Secondo il Fashion Consumer Panel di Sita Ricerca (Gruppo Pambianco), nel 2024 i Millennials hanno speso in media 750 euro a testa in abbigliamento, accessori e calzature. Ma dietro le cifre si nasconde un racconto ben più complesso: quello di una generazione che vive la moda con pragmatismo, disincanto e una costante ricerca di equilibrio tra qualità, prezzo e identità.

Un tempo erano i Paninari (anni '80) fra Moncler e Timberland a dettare le regole di uno stile fatto di marchi, di etichette (quando non si diceva ancora "brand"), di centinaia di migliaia di lire spesi per il guardaroba. E se dark, new romantic e punk (quelli che seguono lo stile Clash, almeno) sono rimasti più o meno fedeli, la moda spendi & getta degli anni '80 è stata in seguito rimpiazzata da stili più "consapevoli", che rifiutavano il lusso, magari con il grunge portato avanti dalla scena musicale. Ma oggi cos'è che detta la linea nella moda?

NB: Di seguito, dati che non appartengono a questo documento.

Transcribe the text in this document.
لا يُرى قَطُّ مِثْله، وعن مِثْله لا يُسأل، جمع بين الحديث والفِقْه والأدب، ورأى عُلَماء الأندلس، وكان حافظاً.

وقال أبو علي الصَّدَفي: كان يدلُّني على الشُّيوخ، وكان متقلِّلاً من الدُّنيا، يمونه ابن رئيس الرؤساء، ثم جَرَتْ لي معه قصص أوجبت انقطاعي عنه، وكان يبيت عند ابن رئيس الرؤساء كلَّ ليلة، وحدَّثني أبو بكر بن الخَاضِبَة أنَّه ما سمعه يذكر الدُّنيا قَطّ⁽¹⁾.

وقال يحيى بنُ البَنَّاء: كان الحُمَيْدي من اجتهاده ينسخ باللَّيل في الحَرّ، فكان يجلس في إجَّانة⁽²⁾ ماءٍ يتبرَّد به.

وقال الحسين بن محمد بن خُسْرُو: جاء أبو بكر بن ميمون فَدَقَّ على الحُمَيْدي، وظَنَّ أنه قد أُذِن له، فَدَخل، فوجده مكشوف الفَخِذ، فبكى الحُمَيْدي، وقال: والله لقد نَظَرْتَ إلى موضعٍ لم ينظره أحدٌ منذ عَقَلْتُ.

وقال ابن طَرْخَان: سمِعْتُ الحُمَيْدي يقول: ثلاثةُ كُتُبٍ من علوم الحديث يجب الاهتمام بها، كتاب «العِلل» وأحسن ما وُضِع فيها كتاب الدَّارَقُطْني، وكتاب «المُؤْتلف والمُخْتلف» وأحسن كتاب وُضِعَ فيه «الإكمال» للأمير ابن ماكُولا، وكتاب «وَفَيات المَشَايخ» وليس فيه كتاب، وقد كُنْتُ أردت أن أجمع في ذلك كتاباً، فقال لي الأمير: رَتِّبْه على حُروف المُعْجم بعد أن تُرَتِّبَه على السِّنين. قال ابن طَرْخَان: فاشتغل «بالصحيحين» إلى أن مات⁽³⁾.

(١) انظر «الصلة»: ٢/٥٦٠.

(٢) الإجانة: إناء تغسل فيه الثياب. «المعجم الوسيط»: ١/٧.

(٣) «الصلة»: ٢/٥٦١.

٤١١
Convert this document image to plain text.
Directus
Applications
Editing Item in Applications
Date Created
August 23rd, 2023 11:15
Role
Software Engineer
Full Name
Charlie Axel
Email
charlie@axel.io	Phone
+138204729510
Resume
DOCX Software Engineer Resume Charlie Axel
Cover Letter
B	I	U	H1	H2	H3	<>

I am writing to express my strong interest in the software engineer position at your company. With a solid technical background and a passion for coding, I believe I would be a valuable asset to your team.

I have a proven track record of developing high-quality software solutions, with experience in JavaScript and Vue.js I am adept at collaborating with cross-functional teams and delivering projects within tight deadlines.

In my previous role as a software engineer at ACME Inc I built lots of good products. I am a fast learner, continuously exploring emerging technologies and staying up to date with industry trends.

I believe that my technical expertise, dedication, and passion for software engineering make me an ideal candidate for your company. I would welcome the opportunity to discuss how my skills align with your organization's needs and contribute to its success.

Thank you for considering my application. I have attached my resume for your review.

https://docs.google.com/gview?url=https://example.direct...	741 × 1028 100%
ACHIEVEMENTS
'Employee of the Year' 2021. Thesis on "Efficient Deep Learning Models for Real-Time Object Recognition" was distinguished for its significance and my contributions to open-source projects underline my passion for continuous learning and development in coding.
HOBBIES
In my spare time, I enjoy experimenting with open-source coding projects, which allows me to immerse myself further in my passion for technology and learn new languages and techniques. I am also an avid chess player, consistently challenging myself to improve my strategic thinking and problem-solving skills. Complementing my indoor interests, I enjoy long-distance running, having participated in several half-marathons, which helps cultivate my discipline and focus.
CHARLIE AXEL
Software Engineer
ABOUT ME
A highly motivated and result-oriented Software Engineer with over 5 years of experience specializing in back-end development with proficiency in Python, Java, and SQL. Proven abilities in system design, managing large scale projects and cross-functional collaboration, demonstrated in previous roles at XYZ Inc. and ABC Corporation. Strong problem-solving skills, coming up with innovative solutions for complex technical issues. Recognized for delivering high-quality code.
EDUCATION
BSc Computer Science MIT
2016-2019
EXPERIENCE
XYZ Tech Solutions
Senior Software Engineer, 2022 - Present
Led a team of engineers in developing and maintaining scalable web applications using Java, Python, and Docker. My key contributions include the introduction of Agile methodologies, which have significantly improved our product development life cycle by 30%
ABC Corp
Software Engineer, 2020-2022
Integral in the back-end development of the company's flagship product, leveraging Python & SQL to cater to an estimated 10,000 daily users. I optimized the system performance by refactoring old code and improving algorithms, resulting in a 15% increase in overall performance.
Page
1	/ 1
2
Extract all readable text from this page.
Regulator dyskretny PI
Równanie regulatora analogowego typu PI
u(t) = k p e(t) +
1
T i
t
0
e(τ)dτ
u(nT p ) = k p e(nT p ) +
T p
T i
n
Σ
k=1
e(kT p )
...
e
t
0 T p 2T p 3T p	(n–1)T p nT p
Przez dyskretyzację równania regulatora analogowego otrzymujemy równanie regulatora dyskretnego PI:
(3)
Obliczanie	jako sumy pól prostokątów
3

I Millennials sono cresciuti con l’online e le grandi catene, e oggi privilegiano marketplace digitali, store “brick & click” e outlet. Sono “smart shopper”: il 64% possiede carte fedeltà, pronti a sfruttare sconti e promozioni per sé e la famiglia. La caccia all’affare non è solo sport, è strategia economica in un’epoca di inflazione persistente.

Se la Gen Z si muove sulla sostenibilità come bandiera identitaria, i Millennials ci credono ma non si lasciano abbindolare. Il 46% dichiara di prestare sempre più attenzione alle scelte green, ma senza pagare un sovrapprezzo. La loro posizione è netta: la responsabilità ecologica non può scaricarsi sui consumatori. Così anche il second hand viene letto soprattutto come risparmio, e solo in seconda battuta come gesto etico.

E i brand? Qui i Millennials parlano un linguaggio internazionale: Zara è regina per le donne, Guess resiste, mentre gli uomini guardano a Tommy Hilfiger, Levi’s, Nike e Adidas. Armani Exchange resta tra i pochi marchi italiani capaci di contendere il podio, ma il “made in Italy” non è una priorità: conta lo stile, conta il prezzo, conta la durata.

Un dato che colpisce arriva proprio dalle aspettative: “I Millennials chiedono prodotti di qualità migliore a un prezzo corretto”, spiega Alessandra Mengoli, partner di Sita Ricerca, in un articolo sul sito Panbianconews -. Hanno visto tessuti perdere consistenza e colori svanire troppo in fretta, mentre i prezzi salivano. Ora chiedono vestiti che respirino, che resistano, che non siano usa e getta. In altre parole, chiedono un’industria capace di abbracciare davvero l’economia circolare, andando oltre lo slogan.

Il “Fashion Consumer Panel” ci mostra così una generazione sospesa: meno idealista della Gen Z, meno legata al lusso dei Boomers, ma determinata a non pagare per un racconto che non convince. Sono consumatori esigenti, attenti al valore, pronti a premiare chi saprà dare risposte concrete. E la moda, oggi più che mai, non può permettersi di ignorarli.